Of course, our job was made possible and easier by the extraordinary team at Kauffman. Under Dane Stangler’s steady leadership, we have received sound guidance as the research and policies most important to promoting entrepreneurship. More recently, it has been a delight to work with Jason Wiens who joined Kauffman from being in the thick of the startup act in the Senate and knows more than anyone as to how policy gets developed in Washington. And of course, Kauffman’s President Wendy Guillies, who gave us encouragement and feedback along the way, as we learned how to make PDE helpful for everyone, trying to communicate information about how governments can help entrepreneurs start and scale.
Last – but not least – I give special thanks to my friend Mark Marich who has not only been my business partner for 18 years, but has served as editor of PDE since its first edition. Reporters tell me the key to writing on deadline every week without fail is a strong and smart editor. Mark, with help more recently from Jessica Wray, always made all of us look good, took none of the credit even when he wrote for us, and when those inevitable moments of discouragement arose, kept us on track and on time. If you tweet one thing about our sun setting PDE, tweet, “Thanks Mark Marich.” As the English say, he is a gentleman and a scholar, and truly the most humble, unsung and honest person I have ever worked with.

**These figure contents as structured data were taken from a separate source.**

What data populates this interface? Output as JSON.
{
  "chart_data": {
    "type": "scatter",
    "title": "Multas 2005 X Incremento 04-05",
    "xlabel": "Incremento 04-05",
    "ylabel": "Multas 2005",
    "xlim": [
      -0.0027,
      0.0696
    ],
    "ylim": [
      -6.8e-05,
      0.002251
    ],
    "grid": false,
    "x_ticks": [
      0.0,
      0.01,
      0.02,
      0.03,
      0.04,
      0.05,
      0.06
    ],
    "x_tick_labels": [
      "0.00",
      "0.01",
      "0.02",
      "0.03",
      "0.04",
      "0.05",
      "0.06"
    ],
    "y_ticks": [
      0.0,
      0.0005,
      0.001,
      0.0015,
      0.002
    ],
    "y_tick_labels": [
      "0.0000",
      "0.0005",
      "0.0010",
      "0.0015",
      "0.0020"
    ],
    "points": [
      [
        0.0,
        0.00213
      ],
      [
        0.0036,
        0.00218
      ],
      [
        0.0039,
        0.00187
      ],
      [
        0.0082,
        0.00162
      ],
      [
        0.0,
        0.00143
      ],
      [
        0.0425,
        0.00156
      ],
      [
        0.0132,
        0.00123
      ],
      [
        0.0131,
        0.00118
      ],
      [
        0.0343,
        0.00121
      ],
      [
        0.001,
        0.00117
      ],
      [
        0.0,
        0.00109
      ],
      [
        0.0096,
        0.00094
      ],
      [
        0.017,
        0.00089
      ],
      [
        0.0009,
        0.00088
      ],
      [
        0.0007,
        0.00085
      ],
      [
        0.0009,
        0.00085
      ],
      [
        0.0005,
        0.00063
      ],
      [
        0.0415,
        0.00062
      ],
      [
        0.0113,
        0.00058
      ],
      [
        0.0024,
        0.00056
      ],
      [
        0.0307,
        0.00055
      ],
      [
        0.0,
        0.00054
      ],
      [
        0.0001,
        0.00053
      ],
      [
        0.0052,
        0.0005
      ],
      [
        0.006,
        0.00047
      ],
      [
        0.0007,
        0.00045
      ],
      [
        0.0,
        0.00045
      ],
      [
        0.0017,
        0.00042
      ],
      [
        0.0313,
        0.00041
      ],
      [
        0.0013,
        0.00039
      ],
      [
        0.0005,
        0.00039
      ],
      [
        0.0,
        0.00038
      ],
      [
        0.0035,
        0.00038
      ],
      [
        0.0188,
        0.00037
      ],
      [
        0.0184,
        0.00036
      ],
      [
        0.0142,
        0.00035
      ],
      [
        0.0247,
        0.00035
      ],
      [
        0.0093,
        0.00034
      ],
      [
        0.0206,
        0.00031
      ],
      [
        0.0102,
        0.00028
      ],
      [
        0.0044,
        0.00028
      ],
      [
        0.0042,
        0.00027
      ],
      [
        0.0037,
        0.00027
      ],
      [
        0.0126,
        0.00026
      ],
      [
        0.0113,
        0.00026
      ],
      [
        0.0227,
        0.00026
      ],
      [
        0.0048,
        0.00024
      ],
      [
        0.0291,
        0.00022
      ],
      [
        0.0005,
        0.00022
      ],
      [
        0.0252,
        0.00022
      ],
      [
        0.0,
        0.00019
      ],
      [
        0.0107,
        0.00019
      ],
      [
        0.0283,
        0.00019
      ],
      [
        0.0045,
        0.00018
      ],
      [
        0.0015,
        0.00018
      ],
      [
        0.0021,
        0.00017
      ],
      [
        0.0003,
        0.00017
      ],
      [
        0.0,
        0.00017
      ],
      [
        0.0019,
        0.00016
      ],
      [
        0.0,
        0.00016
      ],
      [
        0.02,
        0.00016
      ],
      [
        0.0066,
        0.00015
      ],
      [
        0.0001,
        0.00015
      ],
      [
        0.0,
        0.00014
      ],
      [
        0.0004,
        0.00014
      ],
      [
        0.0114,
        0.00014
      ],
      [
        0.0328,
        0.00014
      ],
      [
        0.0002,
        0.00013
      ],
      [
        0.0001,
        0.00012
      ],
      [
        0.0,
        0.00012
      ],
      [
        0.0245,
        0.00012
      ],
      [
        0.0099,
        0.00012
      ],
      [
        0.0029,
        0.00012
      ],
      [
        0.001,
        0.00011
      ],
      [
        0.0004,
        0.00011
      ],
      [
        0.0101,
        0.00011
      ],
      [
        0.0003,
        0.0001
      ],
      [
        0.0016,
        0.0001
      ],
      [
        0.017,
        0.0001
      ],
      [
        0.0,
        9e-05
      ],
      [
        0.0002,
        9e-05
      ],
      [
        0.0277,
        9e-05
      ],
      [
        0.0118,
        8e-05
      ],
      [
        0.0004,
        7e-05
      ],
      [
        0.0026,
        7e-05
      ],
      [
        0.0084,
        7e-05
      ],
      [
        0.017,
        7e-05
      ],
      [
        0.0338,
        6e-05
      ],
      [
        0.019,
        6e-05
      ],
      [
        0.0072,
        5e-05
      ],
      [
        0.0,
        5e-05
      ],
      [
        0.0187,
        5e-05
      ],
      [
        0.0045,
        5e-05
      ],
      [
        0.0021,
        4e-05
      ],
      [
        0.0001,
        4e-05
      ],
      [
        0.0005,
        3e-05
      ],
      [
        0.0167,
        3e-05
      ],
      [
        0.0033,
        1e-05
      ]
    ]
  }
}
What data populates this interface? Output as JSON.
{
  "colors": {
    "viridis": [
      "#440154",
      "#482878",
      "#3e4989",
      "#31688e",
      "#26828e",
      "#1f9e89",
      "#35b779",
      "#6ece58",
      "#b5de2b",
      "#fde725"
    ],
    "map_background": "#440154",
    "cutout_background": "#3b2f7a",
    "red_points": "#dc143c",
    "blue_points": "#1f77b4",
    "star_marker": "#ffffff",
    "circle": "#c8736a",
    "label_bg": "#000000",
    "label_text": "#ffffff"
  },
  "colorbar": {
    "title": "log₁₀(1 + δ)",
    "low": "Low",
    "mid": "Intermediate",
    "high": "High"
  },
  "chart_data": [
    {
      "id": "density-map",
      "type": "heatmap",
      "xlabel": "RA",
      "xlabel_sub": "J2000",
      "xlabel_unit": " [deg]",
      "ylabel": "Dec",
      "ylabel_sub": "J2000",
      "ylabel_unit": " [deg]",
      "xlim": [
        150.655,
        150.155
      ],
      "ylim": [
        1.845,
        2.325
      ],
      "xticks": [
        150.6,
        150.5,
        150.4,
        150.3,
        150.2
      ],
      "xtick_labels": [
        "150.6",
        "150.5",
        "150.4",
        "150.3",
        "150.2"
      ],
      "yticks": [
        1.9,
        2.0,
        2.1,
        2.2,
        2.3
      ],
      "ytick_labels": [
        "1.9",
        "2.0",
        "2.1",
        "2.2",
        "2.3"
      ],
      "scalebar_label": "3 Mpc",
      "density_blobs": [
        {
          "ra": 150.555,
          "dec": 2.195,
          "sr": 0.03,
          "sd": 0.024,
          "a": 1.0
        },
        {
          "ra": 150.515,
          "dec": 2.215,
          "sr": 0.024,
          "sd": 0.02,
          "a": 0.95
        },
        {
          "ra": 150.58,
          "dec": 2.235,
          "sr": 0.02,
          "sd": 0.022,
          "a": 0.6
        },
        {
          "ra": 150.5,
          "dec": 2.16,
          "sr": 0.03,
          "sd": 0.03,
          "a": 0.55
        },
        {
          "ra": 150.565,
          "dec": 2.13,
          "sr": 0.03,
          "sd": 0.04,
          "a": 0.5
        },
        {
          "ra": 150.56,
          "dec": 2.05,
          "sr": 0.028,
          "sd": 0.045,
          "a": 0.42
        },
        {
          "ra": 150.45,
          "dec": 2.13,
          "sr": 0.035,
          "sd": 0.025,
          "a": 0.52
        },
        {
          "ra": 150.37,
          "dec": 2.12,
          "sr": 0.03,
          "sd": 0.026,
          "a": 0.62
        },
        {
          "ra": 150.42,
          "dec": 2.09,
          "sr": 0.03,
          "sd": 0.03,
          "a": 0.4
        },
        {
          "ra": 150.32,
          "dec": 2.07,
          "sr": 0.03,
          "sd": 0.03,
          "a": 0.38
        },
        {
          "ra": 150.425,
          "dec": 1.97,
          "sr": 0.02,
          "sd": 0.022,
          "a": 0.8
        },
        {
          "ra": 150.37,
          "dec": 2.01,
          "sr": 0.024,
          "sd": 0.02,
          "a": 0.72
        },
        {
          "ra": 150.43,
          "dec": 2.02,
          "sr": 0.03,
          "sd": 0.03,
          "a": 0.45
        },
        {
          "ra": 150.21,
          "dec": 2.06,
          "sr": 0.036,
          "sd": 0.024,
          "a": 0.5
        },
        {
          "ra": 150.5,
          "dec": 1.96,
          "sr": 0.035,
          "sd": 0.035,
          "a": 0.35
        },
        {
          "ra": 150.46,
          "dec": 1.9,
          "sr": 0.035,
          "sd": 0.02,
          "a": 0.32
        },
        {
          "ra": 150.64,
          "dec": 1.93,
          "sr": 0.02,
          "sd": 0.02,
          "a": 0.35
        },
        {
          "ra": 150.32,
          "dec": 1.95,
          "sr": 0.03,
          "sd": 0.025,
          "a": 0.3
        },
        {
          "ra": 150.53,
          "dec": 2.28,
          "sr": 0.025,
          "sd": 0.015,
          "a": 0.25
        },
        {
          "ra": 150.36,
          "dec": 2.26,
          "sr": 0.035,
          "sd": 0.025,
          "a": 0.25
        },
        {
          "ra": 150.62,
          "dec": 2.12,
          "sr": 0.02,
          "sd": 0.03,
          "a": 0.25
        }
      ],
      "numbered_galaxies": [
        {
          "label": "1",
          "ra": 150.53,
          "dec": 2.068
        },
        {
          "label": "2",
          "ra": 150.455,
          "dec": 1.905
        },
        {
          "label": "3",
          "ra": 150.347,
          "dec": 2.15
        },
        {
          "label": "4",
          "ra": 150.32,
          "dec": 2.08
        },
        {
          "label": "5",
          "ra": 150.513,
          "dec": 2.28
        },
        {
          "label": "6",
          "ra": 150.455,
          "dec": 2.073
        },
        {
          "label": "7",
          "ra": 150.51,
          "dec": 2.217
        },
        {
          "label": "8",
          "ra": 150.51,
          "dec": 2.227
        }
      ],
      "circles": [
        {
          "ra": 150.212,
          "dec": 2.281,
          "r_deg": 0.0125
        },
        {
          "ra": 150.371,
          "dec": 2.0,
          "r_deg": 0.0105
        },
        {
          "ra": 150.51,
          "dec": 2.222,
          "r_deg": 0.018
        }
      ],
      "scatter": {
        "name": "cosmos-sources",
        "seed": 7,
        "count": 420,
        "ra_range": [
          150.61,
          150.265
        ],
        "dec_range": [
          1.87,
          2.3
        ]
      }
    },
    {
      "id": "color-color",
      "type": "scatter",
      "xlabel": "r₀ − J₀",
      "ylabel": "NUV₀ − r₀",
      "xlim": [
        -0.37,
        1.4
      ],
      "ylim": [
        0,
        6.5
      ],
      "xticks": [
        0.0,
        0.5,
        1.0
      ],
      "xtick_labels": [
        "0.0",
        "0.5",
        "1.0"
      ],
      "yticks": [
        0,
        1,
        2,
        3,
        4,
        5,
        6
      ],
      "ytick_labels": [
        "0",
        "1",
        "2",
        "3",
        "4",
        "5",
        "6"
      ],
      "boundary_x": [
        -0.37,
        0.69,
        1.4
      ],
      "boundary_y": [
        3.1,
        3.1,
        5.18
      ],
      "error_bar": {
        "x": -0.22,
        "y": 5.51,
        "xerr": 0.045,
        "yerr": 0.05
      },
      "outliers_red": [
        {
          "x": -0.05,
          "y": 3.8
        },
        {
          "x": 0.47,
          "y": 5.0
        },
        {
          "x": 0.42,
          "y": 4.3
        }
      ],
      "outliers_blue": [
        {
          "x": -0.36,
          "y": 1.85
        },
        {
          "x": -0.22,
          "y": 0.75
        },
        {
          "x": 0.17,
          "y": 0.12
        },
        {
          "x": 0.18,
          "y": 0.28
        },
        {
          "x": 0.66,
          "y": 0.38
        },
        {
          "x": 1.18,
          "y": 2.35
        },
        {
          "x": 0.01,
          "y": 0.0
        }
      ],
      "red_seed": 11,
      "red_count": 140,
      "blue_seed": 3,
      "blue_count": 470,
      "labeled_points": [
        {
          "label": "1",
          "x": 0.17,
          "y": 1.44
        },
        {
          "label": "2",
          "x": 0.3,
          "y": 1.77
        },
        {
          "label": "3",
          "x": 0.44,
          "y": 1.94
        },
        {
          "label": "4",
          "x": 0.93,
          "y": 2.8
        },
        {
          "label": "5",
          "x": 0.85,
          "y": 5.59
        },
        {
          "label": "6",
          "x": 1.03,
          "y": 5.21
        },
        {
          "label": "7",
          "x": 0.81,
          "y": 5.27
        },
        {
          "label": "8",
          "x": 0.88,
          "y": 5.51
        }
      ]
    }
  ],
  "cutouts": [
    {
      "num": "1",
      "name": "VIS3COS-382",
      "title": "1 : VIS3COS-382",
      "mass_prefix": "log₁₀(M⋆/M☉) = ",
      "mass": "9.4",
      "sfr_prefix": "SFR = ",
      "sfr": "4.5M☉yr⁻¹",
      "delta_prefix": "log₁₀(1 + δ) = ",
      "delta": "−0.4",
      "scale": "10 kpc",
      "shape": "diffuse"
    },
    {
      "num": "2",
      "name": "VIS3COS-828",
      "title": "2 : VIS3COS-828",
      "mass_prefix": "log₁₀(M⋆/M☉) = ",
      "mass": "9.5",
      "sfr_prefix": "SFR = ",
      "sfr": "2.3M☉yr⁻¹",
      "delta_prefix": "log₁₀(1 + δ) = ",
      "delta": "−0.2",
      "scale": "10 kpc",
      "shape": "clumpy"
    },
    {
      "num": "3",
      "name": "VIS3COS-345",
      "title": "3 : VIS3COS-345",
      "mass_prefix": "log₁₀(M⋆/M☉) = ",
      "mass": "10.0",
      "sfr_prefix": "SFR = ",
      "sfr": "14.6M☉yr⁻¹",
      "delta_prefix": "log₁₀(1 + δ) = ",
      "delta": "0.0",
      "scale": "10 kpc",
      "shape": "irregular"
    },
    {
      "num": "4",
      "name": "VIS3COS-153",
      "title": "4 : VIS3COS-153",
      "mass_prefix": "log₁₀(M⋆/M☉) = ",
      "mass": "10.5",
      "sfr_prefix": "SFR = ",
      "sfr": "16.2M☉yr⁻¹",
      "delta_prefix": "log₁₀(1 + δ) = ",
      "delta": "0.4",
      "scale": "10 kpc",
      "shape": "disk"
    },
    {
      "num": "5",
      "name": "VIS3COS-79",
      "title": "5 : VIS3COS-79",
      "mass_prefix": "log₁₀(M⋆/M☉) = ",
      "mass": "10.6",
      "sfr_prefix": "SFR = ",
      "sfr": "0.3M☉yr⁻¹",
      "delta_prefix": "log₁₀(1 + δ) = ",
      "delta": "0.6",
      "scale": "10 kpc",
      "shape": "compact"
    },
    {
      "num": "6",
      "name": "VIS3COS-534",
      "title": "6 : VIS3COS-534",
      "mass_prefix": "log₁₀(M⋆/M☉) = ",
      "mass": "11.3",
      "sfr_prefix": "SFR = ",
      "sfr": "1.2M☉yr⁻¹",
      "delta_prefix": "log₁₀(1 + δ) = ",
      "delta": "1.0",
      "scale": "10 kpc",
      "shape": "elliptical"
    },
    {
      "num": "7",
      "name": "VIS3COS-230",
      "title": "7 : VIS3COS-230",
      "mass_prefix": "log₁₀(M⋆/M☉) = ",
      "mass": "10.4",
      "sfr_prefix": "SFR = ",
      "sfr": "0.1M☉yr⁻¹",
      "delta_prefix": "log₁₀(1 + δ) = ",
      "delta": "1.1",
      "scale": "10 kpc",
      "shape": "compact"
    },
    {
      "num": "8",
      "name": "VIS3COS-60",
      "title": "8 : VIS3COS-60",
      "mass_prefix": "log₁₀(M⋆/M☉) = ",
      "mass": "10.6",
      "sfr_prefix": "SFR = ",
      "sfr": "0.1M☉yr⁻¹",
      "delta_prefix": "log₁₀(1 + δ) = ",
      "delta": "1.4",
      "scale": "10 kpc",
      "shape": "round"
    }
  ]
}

Looking to the future, I am proud to say as a Senior Fellow at the Kauffman Foundation I will continue to contribute commentary and analysis at the Kauffman Foundation from time to time on our new Growthology site and elsewhere at this great institution. Mr. Kauffman would be proud of what has been achieved with his largess and each and every day I am honored to be associated in a small way with its exceptional work.
We are also always appreciative of the support that makes initiatives like PDE possible. You will also find regular new posts as we build out the policy and research work for GEN at genglobal.org. The platform covers work in 160 countries – with a series of national websites on the backend – and embraces a new dynamic where entrepreneurship policy and research need no longer be considered separated actors in entrepreneurial ecosystems, but just as a different skill set at the same table of those keen to create jobs, unleash innovation, build economies and most importantly improve the welfare of their fellow citizens.
With apologies to Garrison Keillor, be well, do good work and stay in touch. Thank you for listening.